The last couple of weeks have been very interesting, as I was in the last stages of a project at work. I no longer hate WSAD (Websphere Studio Application Developer) so much. I still find a lot of missing features from the latest Eclipse releases (WSAD is based on Eclipse 2.x), but I found the integration with Websphere to be very nice, and developing EJBs is almost easy.
However, the more I use EJBs, the less I like them. After using Spring to create POJO-like services, EJBs feel too cumbersome, not to mention that we mostly do Stateless Session Beans and never even touch Entity Beans, as they impact performance too much. So, there’s really not much sense in using EJBs.

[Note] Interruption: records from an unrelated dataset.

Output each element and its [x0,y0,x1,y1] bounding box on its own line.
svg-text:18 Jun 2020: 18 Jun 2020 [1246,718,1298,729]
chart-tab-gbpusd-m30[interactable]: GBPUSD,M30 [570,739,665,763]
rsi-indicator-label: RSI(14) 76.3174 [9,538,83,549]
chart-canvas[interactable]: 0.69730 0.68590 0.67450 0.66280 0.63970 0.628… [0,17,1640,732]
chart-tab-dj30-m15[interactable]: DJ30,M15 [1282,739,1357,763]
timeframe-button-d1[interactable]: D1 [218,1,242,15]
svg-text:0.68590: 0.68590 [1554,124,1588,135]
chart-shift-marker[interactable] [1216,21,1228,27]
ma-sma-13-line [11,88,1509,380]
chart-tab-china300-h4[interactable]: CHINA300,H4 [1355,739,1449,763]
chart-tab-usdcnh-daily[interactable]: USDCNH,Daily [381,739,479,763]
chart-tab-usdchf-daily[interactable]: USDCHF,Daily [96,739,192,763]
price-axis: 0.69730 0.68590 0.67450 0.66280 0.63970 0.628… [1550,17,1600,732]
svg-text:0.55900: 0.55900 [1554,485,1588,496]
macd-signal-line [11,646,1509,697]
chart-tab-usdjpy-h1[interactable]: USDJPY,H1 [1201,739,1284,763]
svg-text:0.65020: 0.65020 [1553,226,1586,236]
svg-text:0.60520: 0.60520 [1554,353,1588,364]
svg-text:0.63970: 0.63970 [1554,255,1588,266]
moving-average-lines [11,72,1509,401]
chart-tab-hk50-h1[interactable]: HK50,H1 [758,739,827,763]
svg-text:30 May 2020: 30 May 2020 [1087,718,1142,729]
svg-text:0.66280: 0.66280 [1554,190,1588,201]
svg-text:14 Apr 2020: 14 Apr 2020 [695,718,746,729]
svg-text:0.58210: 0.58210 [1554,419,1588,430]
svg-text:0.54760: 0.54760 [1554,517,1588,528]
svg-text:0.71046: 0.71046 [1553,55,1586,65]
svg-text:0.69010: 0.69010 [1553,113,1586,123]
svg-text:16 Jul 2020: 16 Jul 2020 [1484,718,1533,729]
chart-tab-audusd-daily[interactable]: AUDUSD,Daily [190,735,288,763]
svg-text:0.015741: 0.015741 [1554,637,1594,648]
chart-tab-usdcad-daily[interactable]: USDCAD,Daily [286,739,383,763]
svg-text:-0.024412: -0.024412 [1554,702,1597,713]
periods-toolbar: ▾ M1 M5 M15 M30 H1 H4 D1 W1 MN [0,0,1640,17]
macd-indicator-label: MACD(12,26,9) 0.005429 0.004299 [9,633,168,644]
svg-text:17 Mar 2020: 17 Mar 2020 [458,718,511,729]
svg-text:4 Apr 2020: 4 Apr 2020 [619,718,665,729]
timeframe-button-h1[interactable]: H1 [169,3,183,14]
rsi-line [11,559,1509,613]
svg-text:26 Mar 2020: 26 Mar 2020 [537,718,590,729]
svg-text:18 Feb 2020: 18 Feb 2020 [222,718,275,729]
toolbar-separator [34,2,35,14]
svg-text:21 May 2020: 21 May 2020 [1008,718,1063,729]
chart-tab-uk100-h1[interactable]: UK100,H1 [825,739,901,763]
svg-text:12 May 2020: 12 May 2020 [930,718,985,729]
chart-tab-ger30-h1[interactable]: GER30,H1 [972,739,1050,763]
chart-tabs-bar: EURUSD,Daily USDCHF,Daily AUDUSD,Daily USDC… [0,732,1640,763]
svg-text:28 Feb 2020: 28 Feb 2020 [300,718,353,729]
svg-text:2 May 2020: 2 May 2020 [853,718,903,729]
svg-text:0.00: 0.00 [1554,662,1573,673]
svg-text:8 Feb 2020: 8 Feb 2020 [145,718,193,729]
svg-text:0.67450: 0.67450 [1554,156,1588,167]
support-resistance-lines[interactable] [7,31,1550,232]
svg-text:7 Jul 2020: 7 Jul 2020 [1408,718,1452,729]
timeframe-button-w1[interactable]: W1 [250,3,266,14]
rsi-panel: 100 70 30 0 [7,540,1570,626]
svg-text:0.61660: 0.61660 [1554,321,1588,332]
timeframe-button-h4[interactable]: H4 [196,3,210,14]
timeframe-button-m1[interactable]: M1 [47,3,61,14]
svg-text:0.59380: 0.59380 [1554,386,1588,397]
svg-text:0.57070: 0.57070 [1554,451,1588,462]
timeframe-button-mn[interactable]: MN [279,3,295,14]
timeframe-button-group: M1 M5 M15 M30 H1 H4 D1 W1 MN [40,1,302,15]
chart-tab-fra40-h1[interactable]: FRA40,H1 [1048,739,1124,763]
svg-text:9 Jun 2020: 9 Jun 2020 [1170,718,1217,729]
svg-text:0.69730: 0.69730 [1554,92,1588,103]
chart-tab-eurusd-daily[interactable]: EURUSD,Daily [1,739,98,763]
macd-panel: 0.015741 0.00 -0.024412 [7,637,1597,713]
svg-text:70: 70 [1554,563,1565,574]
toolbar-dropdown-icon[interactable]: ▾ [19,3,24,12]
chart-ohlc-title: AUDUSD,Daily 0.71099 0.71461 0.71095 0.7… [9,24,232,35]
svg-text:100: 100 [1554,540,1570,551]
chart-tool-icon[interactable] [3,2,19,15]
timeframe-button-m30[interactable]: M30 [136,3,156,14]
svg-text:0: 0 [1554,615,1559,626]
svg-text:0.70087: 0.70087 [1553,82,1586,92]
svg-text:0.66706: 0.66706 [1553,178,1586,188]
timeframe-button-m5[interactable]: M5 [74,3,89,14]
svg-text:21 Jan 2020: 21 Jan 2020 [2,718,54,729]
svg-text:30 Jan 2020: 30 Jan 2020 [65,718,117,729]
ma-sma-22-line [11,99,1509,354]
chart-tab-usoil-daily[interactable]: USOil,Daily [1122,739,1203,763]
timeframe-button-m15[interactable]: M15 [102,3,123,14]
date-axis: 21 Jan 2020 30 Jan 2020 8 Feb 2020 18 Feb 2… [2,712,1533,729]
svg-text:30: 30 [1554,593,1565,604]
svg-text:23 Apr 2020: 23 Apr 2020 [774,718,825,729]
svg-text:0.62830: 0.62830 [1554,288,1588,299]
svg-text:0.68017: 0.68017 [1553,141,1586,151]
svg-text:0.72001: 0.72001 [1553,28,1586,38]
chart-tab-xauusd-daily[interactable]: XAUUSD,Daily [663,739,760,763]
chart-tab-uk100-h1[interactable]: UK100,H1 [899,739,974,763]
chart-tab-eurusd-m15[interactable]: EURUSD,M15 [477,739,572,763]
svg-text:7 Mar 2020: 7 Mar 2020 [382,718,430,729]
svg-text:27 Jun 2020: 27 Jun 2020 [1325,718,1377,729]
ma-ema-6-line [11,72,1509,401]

One of the main things I don’t like about EJBs is that they’re not easy to test. With Spring, I could easilly do testing, and not only unit testing but also Integration testing, using Spring’s AbstractTransactionalDataSourceSpringContextTests, which allows me to insert and update the database and rollback those changes afterwards, so the db isn’t affected. With EJBs, so far I’ve only found Cactus, and I still feel a little vague on how to exactly use it, since EJBs are required to run inside an Appserver.
Anyway, I was able to finish the project, and WSAD helped.
Try EJB3. You can probably even use it in WebSphere if you use the embeddable Hibernate implementation.